Pat Davitt, IPAV’s Chief Executive said there is “a lack of transparency” around the cost of building homes.
“It is difficult to see convergence between what people can afford to buy, what they are allowed to borrow under Central Bank rules and how we’re going to build the 340,000 homes the Central Bank estimates we need up to 2030. While a number of stakeholders have estimated input costs it is not at all clear that fully itemised costs are available in the market.
“We need an official index charting all building input costs, including costs of materials, regulation, employment, land prices and all other input costs, a full Bill of Quantities. Ideally it would be published on a monthly basis.

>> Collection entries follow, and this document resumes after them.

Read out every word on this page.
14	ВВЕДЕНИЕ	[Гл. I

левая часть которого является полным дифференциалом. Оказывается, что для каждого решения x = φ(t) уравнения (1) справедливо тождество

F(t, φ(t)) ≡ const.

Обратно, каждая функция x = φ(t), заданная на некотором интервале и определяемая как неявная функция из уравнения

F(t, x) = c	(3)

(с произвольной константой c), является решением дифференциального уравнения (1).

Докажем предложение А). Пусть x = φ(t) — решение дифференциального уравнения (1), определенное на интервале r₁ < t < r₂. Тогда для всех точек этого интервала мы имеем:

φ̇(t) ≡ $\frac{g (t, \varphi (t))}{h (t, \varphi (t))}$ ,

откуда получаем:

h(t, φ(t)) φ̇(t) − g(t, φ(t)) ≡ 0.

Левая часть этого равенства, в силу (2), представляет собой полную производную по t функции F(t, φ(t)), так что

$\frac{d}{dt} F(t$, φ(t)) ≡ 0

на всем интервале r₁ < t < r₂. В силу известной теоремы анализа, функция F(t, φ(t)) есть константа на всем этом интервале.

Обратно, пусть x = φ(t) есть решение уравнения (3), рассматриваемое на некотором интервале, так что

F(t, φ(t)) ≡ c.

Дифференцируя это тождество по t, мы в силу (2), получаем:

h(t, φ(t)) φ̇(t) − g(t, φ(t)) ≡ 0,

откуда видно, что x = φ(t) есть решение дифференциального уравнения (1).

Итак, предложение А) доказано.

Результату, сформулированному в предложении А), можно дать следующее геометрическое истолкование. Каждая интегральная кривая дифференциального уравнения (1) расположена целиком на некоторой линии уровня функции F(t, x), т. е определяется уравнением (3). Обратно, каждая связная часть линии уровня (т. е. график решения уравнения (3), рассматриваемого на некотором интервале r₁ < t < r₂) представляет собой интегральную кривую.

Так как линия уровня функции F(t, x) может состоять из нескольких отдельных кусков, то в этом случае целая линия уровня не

“At the moment we have a vast divergence in the price of similar properties in broadly comparable areas across the country and the question that needs to be asked is, do the prices currently being asked for residential properties in many areas include recovery of costs paid for land in the Celtic tiger era, and if it does should it not be written down,” Mr. Davitt remarked.
Mr. Davitt said when ‘Rebuilding Ireland’, the Government’s housing strategy was launched in July 2016 it committed to a detailed analysis of the issue and to publish the findings.
“To date we have not seen the outcome of such an analysis. It is critical that we have full transparency on building costs and root out the impediments to building affordable homes. It is something IPAV has been calling for for five years,” Mr. Davitt added.
He said people on average wages are forced into the rental market because they cannot acquire credit for homes on which it would be much cheaper to pay a mortgage than rent.
While overall the Central Bank mortgage rules play an important role they are having too severe an impact on first-time buyers and those with less family resources to help with a mortgage.